Regeneron was recently involved in a legal dispute regarding alleged unethical business practices. In 2021, a lawsuit was filed against the company and its executives, including Leonard Schleifer, accusing them of receiving over $650 million in stock sales through fake donations to the Chronic Disease Fund (CDF). The CDF, which was intended to help patients with medical costs, is accused of being a ‘sham’ charity used by Regeneron to influence prescriptions for their drug Elyea. Massachusetts US Attorney Andrew Lelling labeled Regeneron’s actions as ‘kickbacks’ and claimed that senior executives tried to conceal their tracks. The lawsuit further alleges that the CDF was not independent and that the money funneled through it was used to cover costs for patients and doctors, pushing them to use Eylea over other drugs, including the cheaper Avastin.
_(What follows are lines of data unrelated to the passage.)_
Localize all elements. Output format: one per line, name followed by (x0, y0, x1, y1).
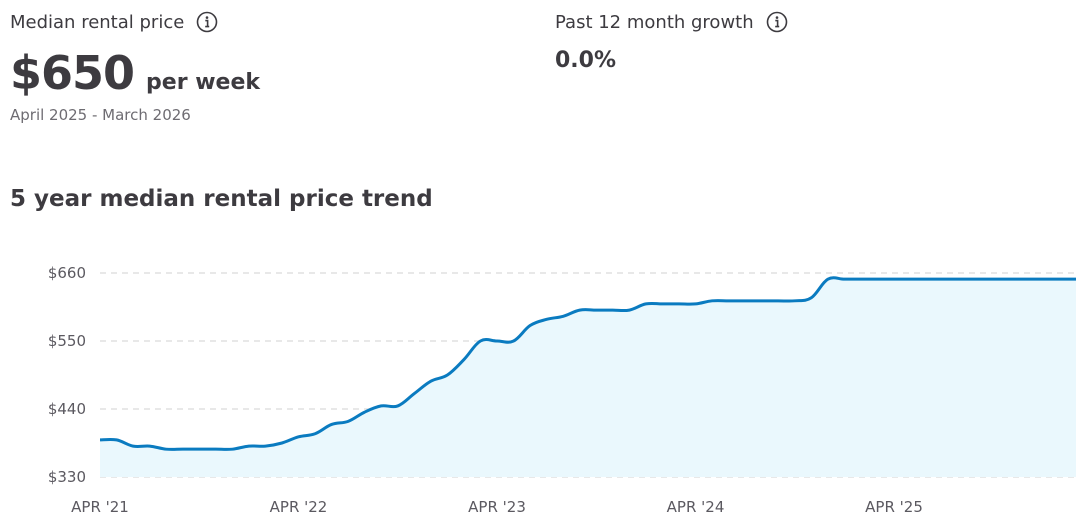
area-fill (100, 277, 1076, 477)
info-circle-icon[interactable] (196, 11, 218, 33)
median-price-row: $650 per week (10, 46, 260, 100)
date-range: April 2025 - March 2026 (10, 106, 191, 124)
x-tick-label: APR '24 (667, 498, 725, 516)
y-tick-label: $330 (48, 468, 86, 486)
y-tick-label: $550 (48, 332, 86, 350)
y-axis-ticks: $330 $440 $550 $660 (48, 264, 86, 486)
section-title: 5 year median rental price trend (10, 186, 433, 212)
median-price-label-row: Median rental price (10, 0, 260, 44)
y-tick-label: $660 (48, 264, 86, 282)
x-axis-ticks: APR '21 APR '22 APR '23 APR '24 APR '25 (71, 498, 923, 516)
trend-line (99, 276, 1076, 451)
median-price-label: Median rental price (10, 11, 185, 33)
rental-trend-chart: $330$440$550$660 APR '21 APR '22 APR '23 AP… (48, 264, 1076, 516)
median-price-unit: per week (146, 70, 261, 95)
growth-label-row: Past 12 month growth (555, 0, 788, 44)
x-tick-label: APR '25 (865, 498, 923, 516)
x-tick-label: APR '23 (468, 498, 526, 516)
growth-label: Past 12 month growth (555, 11, 754, 33)
median-price-panel: Median rental price $650 per week April … (10, 0, 260, 125)
growth-panel: Past 12 month growth 0.0% (555, 0, 788, 73)
info-circle-icon[interactable] (766, 11, 788, 33)
growth-value: 0.0% (555, 48, 617, 73)
x-tick-label: APR '21 (71, 498, 129, 516)
y-tick-label: $440 (48, 400, 86, 418)
median-price-value: $650 (10, 46, 135, 100)
x-tick-label: APR '22 (270, 498, 328, 516)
This practice allegedly increased Regeneron’s total revenues by taking advantage of Medicare payments, which were higher for Eylea than for Avastin. The lawsuit was brought by a Regeneron shareholder, Donald Ball, who accused the company of prioritizing profits over patient well-being.

A lawsuit filed by the US Department of Justice (DOJ) in 2020 accused Regeneron Pharmaceuticals, a US-based biotechnology company, and several of its executives of funneling kickbacks to a charitable foundation called the Community Development Foundation (CDF). The suit alleged that the company funneled tens of millions of dollars in illegal payments to the CDF, which was supposedly a charity that provided financial assistance to patients struggling to pay for Regeneron’s drugs. However, according to the DOJ, the real purpose of these payments was to influence doctors to prescribe Regeneron’s medications over competitors’ products. This scheme allegedly involved extensive cover-ups and deceptive practices by Regeneron’s senior executives to avoid detection. The company has denied these allegations, claiming that their donations to the CDF were lawful and charitable. The case is currently in legal limbo, with a status conference held in December 2023, where the judge expressed hope that the case would be resolved during his tenure, ‘God willing.’